New Delhi: Indian sugar mills are trying to lock in deals with buyers from China to Iran to begin exports from October 1, when fresh government subsidies kick in. The millers will start shipping from the country’s record stockpiles instead of waiting for the new sugar crop to become available to fully use the time it has until April, when supplies from rival Brazil start to flood the market, according to an industry association. Indian producers are talking to importers in the Middle East, China, East Africa, Bangladesh, Iran and Sri Lanka with a view to starting shipments from next month, the beginning of the new season, Abinash Verma, director general of the Indian Sugar Mills Association, said in an interview. Higher exports from India may put further pressure on global prices that are hovering near a one-year low, further irritating major growers. Australia, Brazil and Guatemala have jointly asked the WTO to set up a panel to challenge India’s subsidies.
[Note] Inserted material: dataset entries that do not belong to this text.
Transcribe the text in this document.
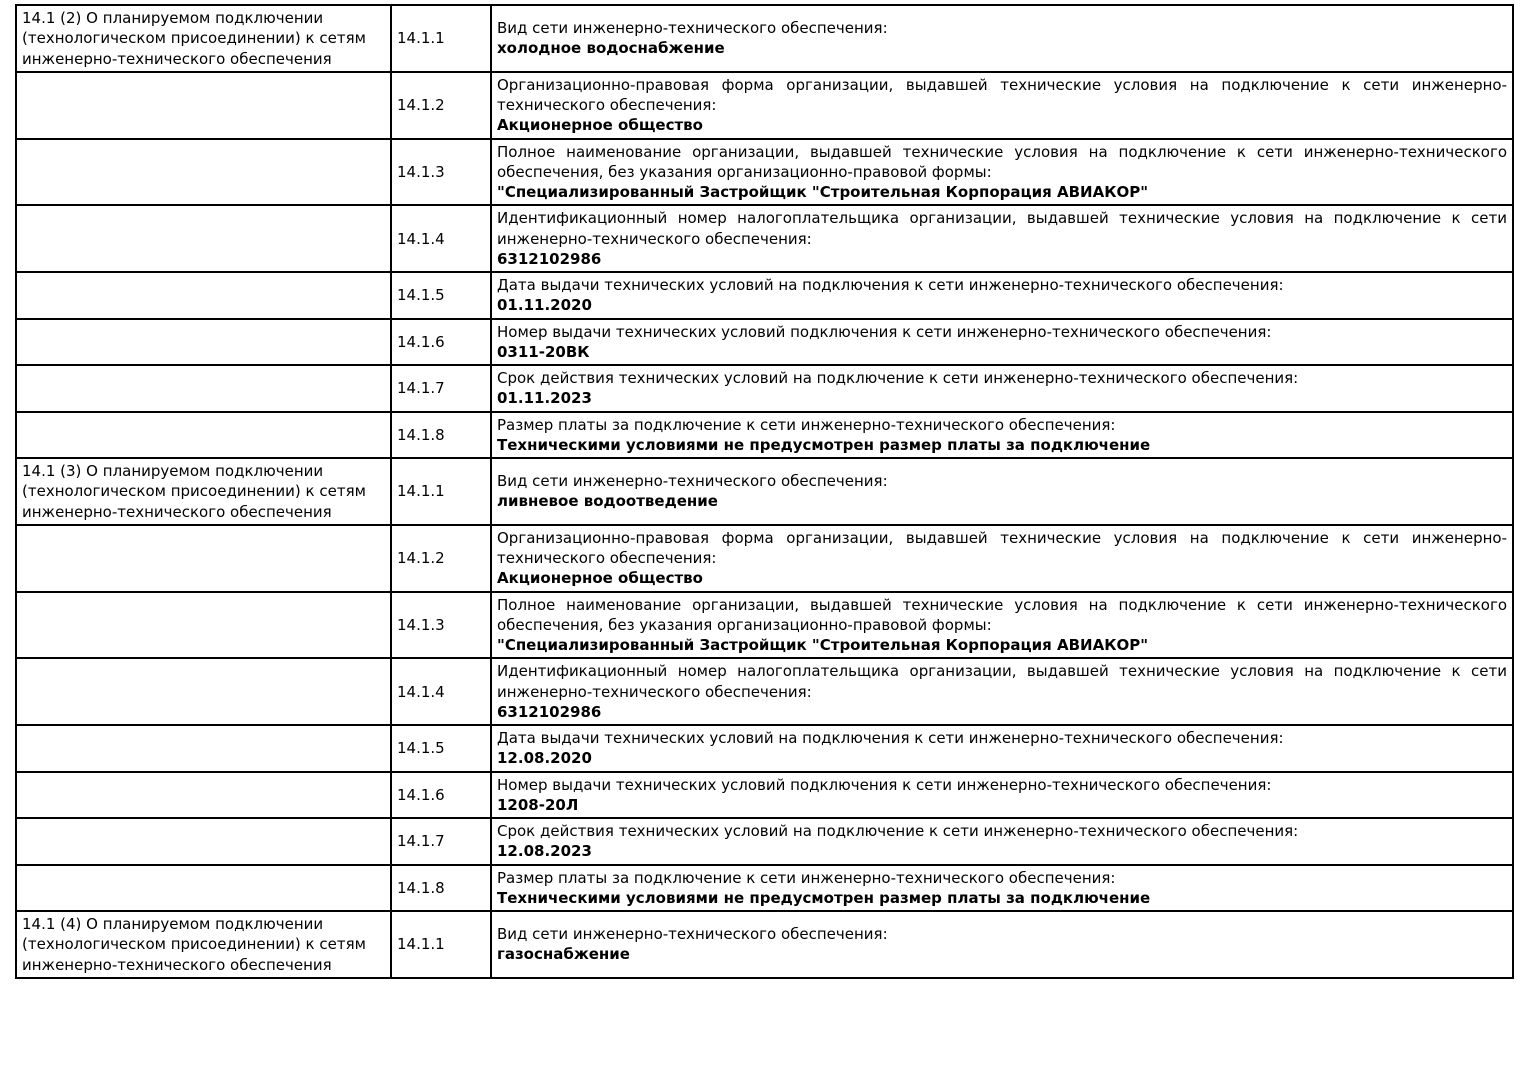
14.1 (2) О планируемом подключении (технологическом присоединении) к сетям инженерно-технического обеспечения	14.1.1	Вид сети инженерно-технического обеспечения:
холодное водоснабжение

	14.1.2	Организационно-правовая форма организации, выдавшей технические условия на подключение к сети инженерно-технического обеспечения:
Акционерное общество

	14.1.3	Полное наименование организации, выдавшей технические условия на подключение к сети инженерно-технического обеспечения, без указания организационно-правовой формы:
"Специализированный Застройщик "Строительная Корпорация АВИАКОР"

	14.1.4	Идентификационный номер налогоплательщика организации, выдавшей технические условия на подключение к сети инженерно-технического обеспечения:
6312102986

	14.1.5	Дата выдачи технических условий на подключения к сети инженерно-технического обеспечения:
01.11.2020

	14.1.6	Номер выдачи технических условий подключения к сети инженерно-технического обеспечения:
0311-20ВК

	14.1.7	Срок действия технических условий на подключение к сети инженерно-технического обеспечения:
01.11.2023

	14.1.8	Размер платы за подключение к сети инженерно-технического обеспечения:
Техническими условиями не предусмотрен размер платы за подключение

14.1 (3) О планируемом подключении (технологическом присоединении) к сетям инженерно-технического обеспечения	14.1.1	Вид сети инженерно-технического обеспечения:
ливневое водоотведение

	14.1.2	Организационно-правовая форма организации, выдавшей технические условия на подключение к сети инженерно-технического обеспечения:
Акционерное общество

	14.1.3	Полное наименование организации, выдавшей технические условия на подключение к сети инженерно-технического обеспечения, без указания организационно-правовой формы:
"Специализированный Застройщик "Строительная Корпорация АВИАКОР"

	14.1.4	Идентификационный номер налогоплательщика организации, выдавшей технические условия на подключение к сети инженерно-технического обеспечения:
6312102986

	14.1.5	Дата выдачи технических условий на подключения к сети инженерно-технического обеспечения:
12.08.2020

	14.1.6	Номер выдачи технических условий подключения к сети инженерно-технического обеспечения:
1208-20Л

	14.1.7	Срок действия технических условий на подключение к сети инженерно-технического обеспечения:
12.08.2023

	14.1.8	Размер платы за подключение к сети инженерно-технического обеспечения:
Техническими условиями не предусмотрен размер платы за подключение

14.1 (4) О планируемом подключении (технологическом присоединении) к сетям инженерно-технического обеспечения	14.1.1	Вид сети инженерно-технического обеспечения:
газоснабжение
Indian millers say the country has been struggling with huge stockpiles due to bumper output in recent years and an increase in shipments could help ease their pain. Incentives India approved incentives worth Rs62.68 billion ($875 million) last month to subsidize exports of as much as 6 million tonnes of sugar in 2019-20. The government will reimburse a portion of local and ocean freight charges and expenses related to handling, upgrading and processing sugar. The move is aimed at cutting huge sugar reserves. India’s opening stockpiles at the start of the 2019-20 season is expected to be 14.2 million tonnes, before further swelling to 16.2 million tonnes at the end of the year, according to the government. Inventories are expected to remain high despite predictions that sugar output may drop to a three-year low of 28.2 million tonnes in 2019-20 from a record of 32.95 million tonnes this year after dry weather parched fields in some major growing areas, according to the association. India’s sugar exports may climb to 3.7 million-3.8 million tonnes this year, with the mills asking the government to help ship a record 7 million tonnes in 2019-20.